Is Marketing ROI Dead?

Posted on by Chief Marketer Staff

Used to be that getting lift on your creative tests, great response rates, or a positive return on investment (ROI) on a specific campaign was good enough for marketing to declare success. Unfortunately, that isn’t cutting it these days because of the increasing scrutiny being placed on marketing organizations as a whole. The chief marketing officer (CMO) and senior marketing executives are under constant pressure to prove their impact on overall business.

Pinpointing the specific event that shifted the microscope to the CMO and the rest of the marketing team is hard.
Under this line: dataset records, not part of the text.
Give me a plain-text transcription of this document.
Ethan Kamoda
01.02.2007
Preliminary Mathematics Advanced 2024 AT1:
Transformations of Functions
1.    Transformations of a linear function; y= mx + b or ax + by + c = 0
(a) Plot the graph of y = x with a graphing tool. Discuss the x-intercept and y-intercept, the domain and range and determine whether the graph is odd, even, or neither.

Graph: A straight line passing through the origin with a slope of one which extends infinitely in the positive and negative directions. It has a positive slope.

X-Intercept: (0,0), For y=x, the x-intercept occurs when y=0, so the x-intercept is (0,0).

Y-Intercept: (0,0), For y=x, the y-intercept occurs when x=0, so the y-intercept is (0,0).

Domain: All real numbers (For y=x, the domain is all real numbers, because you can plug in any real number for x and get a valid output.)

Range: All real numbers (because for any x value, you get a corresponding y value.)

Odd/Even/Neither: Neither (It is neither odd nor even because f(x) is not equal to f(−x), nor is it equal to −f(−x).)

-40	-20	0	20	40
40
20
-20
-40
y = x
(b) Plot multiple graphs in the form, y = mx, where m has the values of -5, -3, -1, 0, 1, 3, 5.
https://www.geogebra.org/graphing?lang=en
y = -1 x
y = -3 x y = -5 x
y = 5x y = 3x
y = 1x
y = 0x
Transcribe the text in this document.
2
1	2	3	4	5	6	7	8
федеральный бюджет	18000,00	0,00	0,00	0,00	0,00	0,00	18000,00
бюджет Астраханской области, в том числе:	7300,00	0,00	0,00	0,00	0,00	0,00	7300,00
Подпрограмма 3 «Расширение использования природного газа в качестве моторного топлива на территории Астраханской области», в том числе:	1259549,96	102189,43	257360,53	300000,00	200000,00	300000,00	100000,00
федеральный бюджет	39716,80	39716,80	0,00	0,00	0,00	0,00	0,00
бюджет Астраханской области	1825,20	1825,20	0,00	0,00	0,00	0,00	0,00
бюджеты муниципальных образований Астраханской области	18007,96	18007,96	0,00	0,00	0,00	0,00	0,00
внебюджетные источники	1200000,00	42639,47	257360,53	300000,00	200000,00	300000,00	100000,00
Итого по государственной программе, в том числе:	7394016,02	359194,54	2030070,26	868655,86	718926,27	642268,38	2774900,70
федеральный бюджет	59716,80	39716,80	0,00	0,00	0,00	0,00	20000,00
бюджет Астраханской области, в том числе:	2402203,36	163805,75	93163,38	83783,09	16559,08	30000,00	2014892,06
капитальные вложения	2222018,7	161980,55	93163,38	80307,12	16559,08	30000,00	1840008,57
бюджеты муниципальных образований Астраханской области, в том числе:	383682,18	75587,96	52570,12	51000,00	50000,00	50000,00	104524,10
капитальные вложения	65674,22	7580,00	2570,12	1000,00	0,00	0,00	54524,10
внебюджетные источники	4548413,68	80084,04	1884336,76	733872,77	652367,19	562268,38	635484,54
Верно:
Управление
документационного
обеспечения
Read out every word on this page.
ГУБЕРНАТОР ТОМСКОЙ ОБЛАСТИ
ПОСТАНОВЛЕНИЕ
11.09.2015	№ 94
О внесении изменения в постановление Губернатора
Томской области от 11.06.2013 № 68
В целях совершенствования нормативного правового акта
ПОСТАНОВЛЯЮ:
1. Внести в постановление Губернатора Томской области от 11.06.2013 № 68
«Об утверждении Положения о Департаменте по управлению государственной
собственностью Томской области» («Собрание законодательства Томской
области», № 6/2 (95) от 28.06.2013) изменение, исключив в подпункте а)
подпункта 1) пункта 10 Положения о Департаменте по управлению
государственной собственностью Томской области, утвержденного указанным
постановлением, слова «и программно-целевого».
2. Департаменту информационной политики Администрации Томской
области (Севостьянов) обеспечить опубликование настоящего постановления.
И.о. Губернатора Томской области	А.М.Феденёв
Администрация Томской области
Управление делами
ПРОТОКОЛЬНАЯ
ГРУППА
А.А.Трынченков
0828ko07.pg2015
It’s likely the culmination of a series of events, such as endlessly increasing competition; increasing business complexity; more demanding customers; increased regulatory scrutiny; the proliferation of products and channels; growing shareholder activism; and so on.

What makes gauging accountability for marketers difficult is the isolation of needed information. Marketers need to realize that it’s not realistic to function long term in a silo where you can’t align your activities and successes with the rest of the organization.

For example, a campaign manager at a retail bank runs a campaign for a no annual fee credit card to all existing checking account customers. She gets a high response rate and positive return on investment for that specific campaign. What she doesn’t know, however, is that she cannibalized the response rates from one of their higher margin product campaigns, and sold the product to a segment of customers that utilizes more costly transaction channels and that is costing the company a great deal of money from a customer service perspective. Even worse, she has very little insight on how this campaign aligns with sales programs, broader marketing activities, and has no idea of the impact that this campaign may have on strategic marketing goals.

So, what should marketers do to avoid the challenges faced in the above example? The key is to shift the measurement thinking from being so campaign- and product-ROI focused to being more customer centric. Granted there are often organizational and cultural challenges surrounding such a profound shift in thinking. But there are steps managers can take to evolve their marketing departments into this new frame of mind for managing performance.

First, establish what the goals, objectives and key performance indicators (KPIs) should be for the marketing organization. The only way for marketing organizations to truly evolve how they manage performance is to attack it from all levels of the team, so you’ll need to ensure there’s executive sponsorship. Also, keep in mind that tying incentives to these goals and KPIs will increase the likelihood of adoption. Once marketing executives define the overall goals and strategic objectives of the department they must commit to ensuring alignment occurs downstream.

For example, if the CMO’s key goal for the year is to grow customer profitability, then there needs to be a clearly defined set of metrics that will help enable that. Instead of measuring a campaign on the response rates or ROI it achieved for that specific credit card campaign, it needs to be measured on how much it was able to grow customer profitability across that customer segment, or some other metric that can tie back to customer profitability growth.

Next, managers need to establish a marketing performance management (MPM) framework to define, manage and improve those metrics. While defining objectives and metrics on paper is a start, it will not enable you to manage the metrics over time. By building a framework for MPM, you will have the ability to define your goals, objectives and supporting metrics, and then manage them over time to ensure that you are able to meet – or exceed – expectations. And, in doing so, you have a system of record for marketing’s success that the CMO can take back to the boardroom.

So, is marketing ROI really dead? Hardly. But clearly the importance of standalone campaign and other one-off ROI measurement will diminish. As we continue to evolve to more customer centric organizations and can better measure and manage the value of our customers over time through marketing performance management systems, campaign ROI will gain new life as a key driver for the overall impact marketing has on your organization: It just won’t be the only driver.